An elderly Donegal woman who discovered a £5 worth €58,6830 has sent it back and asked that it be used for charity.

A Willy Wonka style golden ticket hunt is underway in the UK after a famous engraver etched a tiny picture of Jane Austen on five pound notes.

According to the Daily Telegraph a total of four were created and each one is estimated to be worth £50,000.

Now it has emerged that one has been found by an elderly woman from Donegal, and she has kindly donated it to charity.

She sent it back to Graham Short, who engraved the notes, with a note asking him to use it to “help young people”.
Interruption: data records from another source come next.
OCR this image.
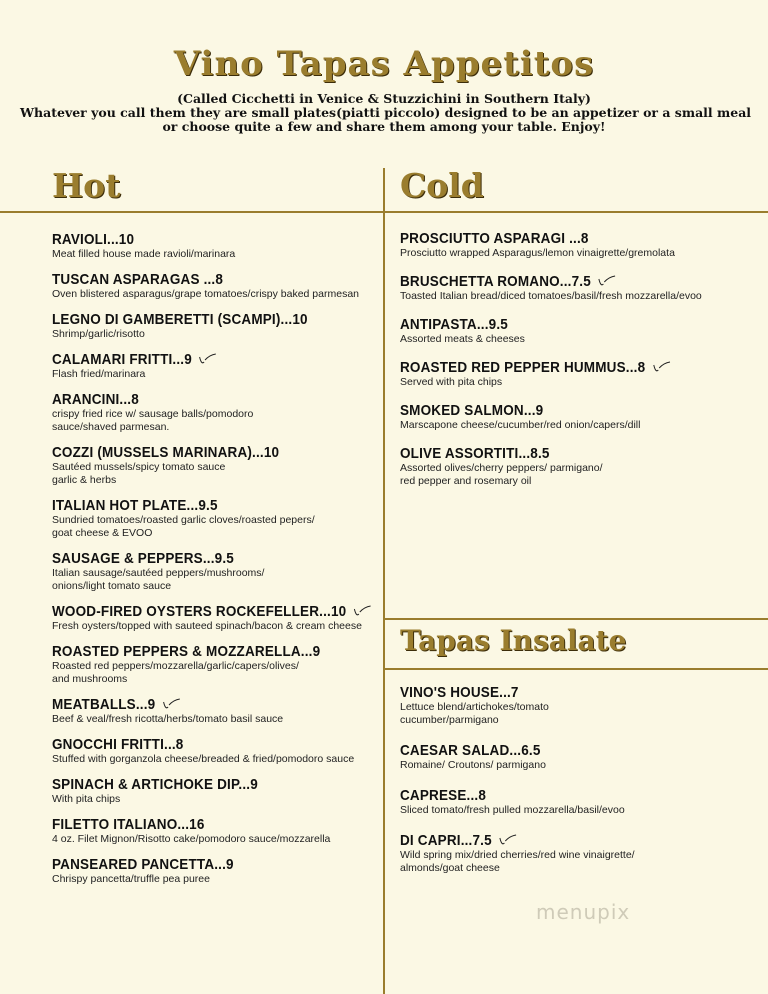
Vino Tapas Appetitos
(Called Cicchetti in Venice & Stuzzichini in Southern Italy)
Whatever you call them they are small plates(piatti piccolo) designed to be an appetizer or a small meal
or choose quite a few and share them among your table. Enjoy!
Hot	Cold
Tapas Insalate
RAVIOLI...10
Meat filled house made ravioli/marinara
TUSCAN ASPARAGAS ...8
Oven blistered asparagus/grape tomatoes/crispy baked parmesan
LEGNO DI GAMBERETTI (SCAMPI)...10
Shrimp/garlic/risotto
CALAMARI FRITTI...9
Flash fried/marinara
ARANCINI...8
crispy fried rice w/ sausage balls/pomodoro
sauce/shaved parmesan.
COZZI (MUSSELS MARINARA)...10
Sautéed mussels/spicy tomato sauce
garlic & herbs
ITALIAN HOT PLATE...9.5
Sundried tomatoes/roasted garlic cloves/roasted pepers/
goat cheese & EVOO
SAUSAGE & PEPPERS...9.5
Italian sausage/sautéed peppers/mushrooms/
onions/light tomato sauce
WOOD-FIRED OYSTERS ROCKEFELLER...10
Fresh oysters/topped with sauteed spinach/bacon & cream cheese
ROASTED PEPPERS & MOZZARELLA...9
Roasted red peppers/mozzarella/garlic/capers/olives/
and mushrooms
MEATBALLS...9
Beef & veal/fresh ricotta/herbs/tomato basil sauce
GNOCCHI FRITTI...8
Stuffed with gorganzola cheese/breaded & fried/pomodoro sauce
SPINACH & ARTICHOKE DIP...9
With pita chips
FILETTO ITALIANO...16
4 oz. Filet Mignon/Risotto cake/pomodoro sauce/mozzarella
PANSEARED PANCETTA...9
Chrispy pancetta/truffle pea puree
PROSCIUTTO ASPARAGI ...8
Prosciutto wrapped Asparagus/lemon vinaigrette/gremolata
BRUSCHETTA ROMANO...7.5
Toasted Italian bread/diced tomatoes/basil/fresh mozzarella/evoo
ANTIPASTA...9.5
Assorted meats & cheeses
ROASTED RED PEPPER HUMMUS...8
Served with pita chips
SMOKED SALMON...9
Marscapone cheese/cucumber/red onion/capers/dill
OLIVE ASSORTITI...8.5
Assorted olives/cherry peppers/ parmigano/
red pepper and rosemary oil
VINO'S HOUSE...7
Lettuce blend/artichokes/tomato
cucumber/parmigano
CAESAR SALAD...6.5
Romaine/ Croutons/ parmigano
CAPRESE...8
Sliced tomato/fresh pulled mozzarella/basil/evoo
DI CAPRI...7.5
Wild spring mix/dried cherries/red wine vinaigrette/
almonds/goat cheese
menupix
“£5 note enclosed, I don’t need it at my time of life. Please use it to help young people,” the woman, who wishes to remain anonymous, wrote.

Mr Short’s website reads: “The lady who found the note has surprised us all by sending it to the gallery and asking that it be used to help young people. So Graham and the Gallery will be working closely together to do so.

“Currently contacting outlets connected to Children in Need to try and give this to a good cause so we honour the request of the lucky woman who originally discovered the note.

“Stay tuned for more information as the story develops over the following days!”

The elderly Donegal woman didn’t want to be famous, but just wanted her fiver to do some good.

“An old lady found it and she said ‘I don’t want my picture in the papers’ and she said ‘if it sells for a lot of money it will be better if young children could benefit from it’,” Mr Short told the BBC.

Mr Short spent one of each of the four special fivers in England, Ireland, Scotland and Wales.

Earlier this month Mr Shortt wrote that the Northern Ireland note had been discovered in Donegal.

Writing on his site, he said: “This note was found by a wonderful lady from Donegal, just over the border from Northern Ireland, who contacted the gallery immediately, and sent us the photo above to show case her lucky find! The note was spent in Enniskillen in December and found at the end of January.”

Mr Short’s friend and fellow artist, Tony Huggins-Haig, who launched the project, said around 5,000 people have called up falsely claiming to have found it.

The series number of the remaining note is AM32885554.

“It would be wondrous if someone finds it who is deserving, who is blown away by it, and who wants to do something worthwhile with it,” said 53-year-old Mr Huggins-Haig.

“It’s been an incredible and humbling story thanks to Graham, who goes to incredible lengths to create artwork.

“It really is a Willy Wonka story, and one day all four stories will be told, of which the first three are incredible.”

All of Mr Short’s work is insured for at least £50,000, but Mr Huggins-Haig believes the notes could actually sell for up to £100,000.